Is It Too Late To Contribute To Last Year’s IRA Account?

What is today’s date?  As long as it is April 15th or before, then yes you can.


You are allowed to contribute backwards into an IRA up until April 15th of the following year.  For example, you are able to contribute to your IRA and count it for 2014, as long as you contribute by April 15, 2015.  The only stipulation is that you must inform your IRA provider that you intend for the contribution to be for the prior year.

If you have not fully contributed to your Traditional or Roth IRA by April 15th, this is a great opportunity to do so.  Most financial advisors would tell you that it would be a mistake to not contribute to a tax deferred retirement plan, regardless of your age.

For Americans contributing to a Traditional IRA, you can see an immediate tax benefit.  Unlike a Roth IRA, the contributions to a traditional are tax deductible.  The downside is that the funds are taxable when you take them out during retirement.

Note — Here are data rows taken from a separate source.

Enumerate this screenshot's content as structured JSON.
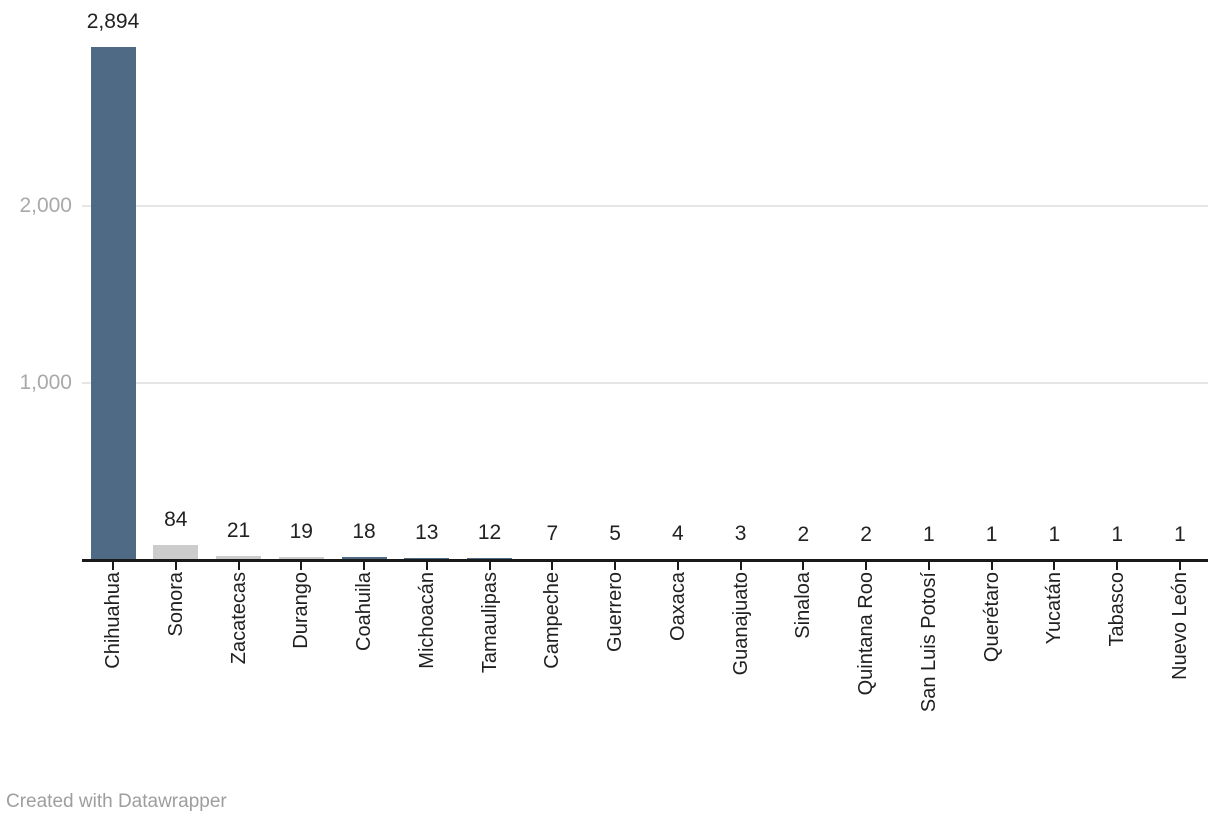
{
  "page": {
    "background": "#ffffff"
  },
  "footer": {
    "text": "Created with Datawrapper"
  },
  "colors": {
    "bar_primary": "#4e6a85",
    "bar_muted": "#cccccc",
    "axis": "#1a1a1a",
    "grid": "#e6e6e6",
    "value_label": "#222222",
    "category_label": "#1f1f1f",
    "ytick_label": "#a9a9a9",
    "footer_text": "#9e9e9e"
  },
  "chart_data": {
    "type": "bar",
    "title": "",
    "xlabel": "",
    "ylabel": "",
    "categories": [
      "Chihuahua",
      "Sonora",
      "Zacatecas",
      "Durango",
      "Coahuila",
      "Michoacán",
      "Tamaulipas",
      "Campeche",
      "Guerrero",
      "Oaxaca",
      "Guanajuato",
      "Sinaloa",
      "Quintana Roo",
      "San Luis Potosí",
      "Querétaro",
      "Yucatán",
      "Tabasco",
      "Nuevo León"
    ],
    "values": [
      2894,
      84,
      21,
      19,
      18,
      13,
      12,
      7,
      5,
      4,
      3,
      2,
      2,
      1,
      1,
      1,
      1,
      1
    ],
    "value_labels": [
      "2,894",
      "84",
      "21",
      "19",
      "18",
      "13",
      "12",
      "7",
      "5",
      "4",
      "3",
      "2",
      "2",
      "1",
      "1",
      "1",
      "1",
      "1"
    ],
    "bar_colors": [
      "#4e6a85",
      "#cccccc",
      "#cccccc",
      "#cccccc",
      "#4e6a85",
      "#4e6a85",
      "#4e6a85",
      "#4e6a85",
      "#4e6a85",
      "#4e6a85",
      "#4e6a85",
      "#4e6a85",
      "#4e6a85",
      "#4e6a85",
      "#4e6a85",
      "#4e6a85",
      "#4e6a85",
      "#4e6a85"
    ],
    "ylim": [
      0,
      2894
    ],
    "yticks": [
      {
        "value": 1000,
        "label": "1,000"
      },
      {
        "value": 2000,
        "label": "2,000"
      }
    ],
    "grid": "horizontal-lines-at-yticks",
    "legend": "none",
    "bar_label_position": "above-bar",
    "category_label_rotation": -90
  }
}
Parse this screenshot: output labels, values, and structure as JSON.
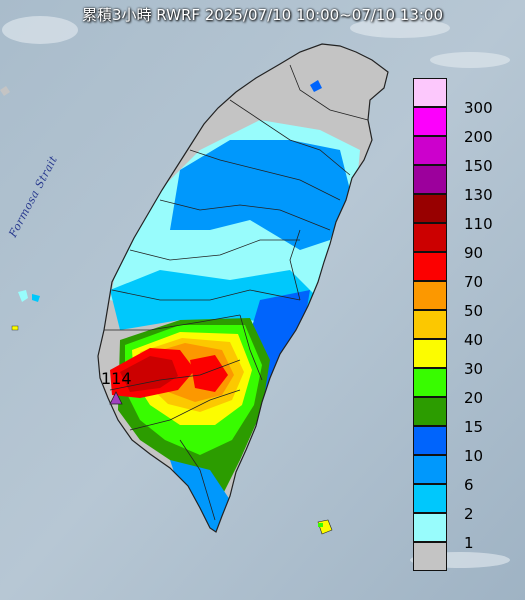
{
  "title": "累積3小時 RWRF 2025/07/10 10:00~07/10 13:00",
  "strait_label": "Formosa Strait",
  "max_marker": {
    "value": "114",
    "color": "#a040c0"
  },
  "corner_label": "",
  "legend": [
    {
      "label": "300",
      "color": "#fcc8fc"
    },
    {
      "label": "200",
      "color": "#fc00fc"
    },
    {
      "label": "150",
      "color": "#cc00cc"
    },
    {
      "label": "130",
      "color": "#9c009c"
    },
    {
      "label": "110",
      "color": "#980000"
    },
    {
      "label": "90",
      "color": "#cc0000"
    },
    {
      "label": "70",
      "color": "#fc0000"
    },
    {
      "label": "50",
      "color": "#fc9800"
    },
    {
      "label": "40",
      "color": "#fcc800"
    },
    {
      "label": "30",
      "color": "#fcfc00"
    },
    {
      "label": "20",
      "color": "#38fc00"
    },
    {
      "label": "15",
      "color": "#2c9c00"
    },
    {
      "label": "10",
      "color": "#0064fc"
    },
    {
      "label": "6",
      "color": "#0098fc"
    },
    {
      "label": "2",
      "color": "#00c8fc"
    },
    {
      "label": "1",
      "color": "#98fcfc"
    },
    {
      "label": "",
      "color": "#c4c4c4"
    }
  ]
}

Low to moderate income individuals may also qualify for an additional tax credit, on top of the tax deduction, for IRA contributions.  Ask your tax professional about IRS Form 8880 and whether or not you qualify for the Retirement Savings Credit.

Later in life, investing today into a Roth IRA can yield the greatest benefit.  Every dime inside a Roth IRA is tax FREE after 59 ½ years of age!  Many people look down upon a Roth due to the lack of tax benefit today, but most financial advisors favor the benefits of a Roth over a Traditional IRA.

Speak with your investment advisor before making any investment decision.

Why does this matter?

Albert Einstein is quoted as saying “Compound interest is the eighth wonder of the world.  He who understands it, earns it … he who doesn’t … pays it.”


At retirement, less than 20% of what you put into your retirement should be the actual contributions that you made.  80% or more of your eventual nest egg should be gains on those investments.

Remember though, once the tax deadline passes, the opportunity to contribute for the year is gone.  You can not go back and that opportunity to take advantage of the TAX FREE compound interest is GONE!

American taxpayers are only allowed to contribute a certain amount to their IRA accounts each year.  If you are single, that limit is $5,500 as long as you are under 50.  That limit increases to $6,500 for the ages of 50 and above

The fact that Uncle Sam sets a limit on contributions should alert you to the fact that the benefits of an IRA account are HUGE.


Keep in mind that the same numbers in the chart apply to any 401(k) plans at work.  Tax deferred is tax deferred.  If you are fortunate enough to have a workplace retirement plan, the eventual goal should be to have a fully funded IRA and a fully funded 401(k) or similar account.

The Take-Away

There is a reason that the government caps the amount you are able to contribute to tax deferred retirement plans.  The benefits are so great that the opportunity is very limited.

This should be your cue to sock away as much as you possibly can into these types of accounts.

If the date is April 15th or earlier in the calendar year, contribute for the prior year!  Don’t let that window close without stuffing as much into that account as legally possible.